Notes from the Director
a great play (with a capital g)

Richard III was the first Shakespeare play staged in America when it debuted in New York in 1751. Richard III was the first play the American Shakespeare Center ever performed in December of 1988. Thought to have been written around 1591, it has also been thought to be one of Shakespeare’s earliest “blockbusters.” Excellent taste is shown by all: it is a Great play (not the capital G). It’s an engrossing story. But most of all, Richard is a deliciously beguiling and enchantingly evil character. He’s a mass murderer with whom we’d like to have a beer. He’s the villain at the end of the play who gives us pause as we guiltily ask ourselves, “does he really have to die?”

In Richard we see the beginnings of Iago – the villain who discloses to us his plans, play-acting his way through the tragedies he creates. Second only to Hamlet as the character with the most lines in any one play, Richard makes the audience his buddy more than Hamlet ever will. In Richard we have the first time Shakespeare writes a character who IS the play. The whole thing revolves around him or, more accurately, he makes the whole thing revolve.

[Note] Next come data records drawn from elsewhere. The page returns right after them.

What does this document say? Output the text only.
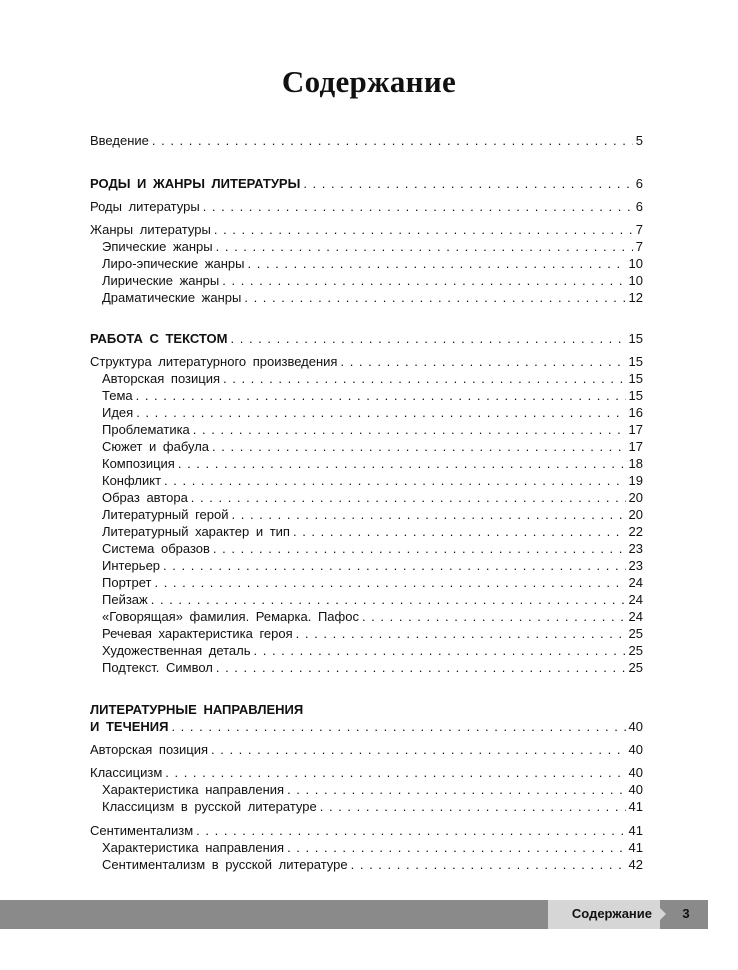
Содержание
Введение . . .	5
РОДЫ И ЖАНРЫ ЛИТЕРАТУРЫ . . .	6
Роды литературы . . .	6
Жанры литературы . . .	7
Эпические жанры . . .	7
Лиро-эпические жанры . . .	10
Лирические жанры . . .	10
Драматические жанры . . .	12
РАБОТА С ТЕКСТОМ . . .	15
Структура литературного произведения . . .	15
Авторская позиция . . .	15
Тема . . .	15
Идея . . .	16
Проблематика . . .	17
Сюжет и фабула . . .	17
Композиция . . .	18
Конфликт . . .	19
Образ автора . . .	20
Литературный герой . . .	20
Литературный характер и тип . . .	22
Система образов . . .	23
Интерьер . . .	23
Портрет . . .	24
Пейзаж . . .	24
«Говорящая» фамилия. Ремарка. Пафос . . .	24
Речевая характеристика героя . . .	25
Художественная деталь . . .	25
Подтекст. Символ . . .	25
ЛИТЕРАТУРНЫЕ НАПРАВЛЕНИЯ
И ТЕЧЕНИЯ . . .	40
Авторская позиция . . .	40
Классицизм . . .	40
Характеристика направления . . .	40
Классицизм в русской литературе . . .	41
Сентиментализм . . .	41
Характеристика направления . . .	41
Сентиментализм в русской литературе . . .	42
Содержание	3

What is our fascination with the Duke of Gloucester? This “elvish mark’d, abortive, rooting hog”? It’s more than just political. Historically, the real Richard was a very different man and was innocent of most, if not all, the crimes attributed to him by Shakespeare (who used Holinshed’s biased Chronicles as his main source). Richard just happened to be succeeded by Richmond, who became Henry VII, otherwise known as Queen Elizabeth I’s grandfather, so writing Richard as a nasty villain was good PR with the Queen. Smart move. But that was for those folks in the late 1500s. What about since then? What about the five movies and various television shows and countless productions since 1591? Why Richard III? 

I believe it’s because he appeals to so many different types of people. He’s the champion to those of us who never really fit in; never got that date but now can woo a woman over the body of her dead father-in-law. He’s the class clown. He’s the smartest guy in the room who manipulates the world to fit his needs. He’s the pouty little boy to a mother with whom he doesn’t get along. He’s self-loathing. We can easily identify with him, with at least one of the many parts of him. And he’s funny. Who doesn’t want to make people laugh? As long as he doesn’t chop off our head most of us would be happy to be in his company for a while.

It is the simplest of reasons: this is a Great play because Richard is a Great character.

I write these thoughts more than one month before we start rehearsals. I look forward to the discoveries that lie ahead. I know the cast is excited to work on this play and breathe their own life into the pages. I eagerly await conjuring the spirits of the story to introduce you not only to the irresistible Richard but the fierce Margaret and the loyal Catsby and all the other characters who round out Richard’s world. This is indeed a Great play. We are honored to have you join us. I sincerely hop you have a Great time.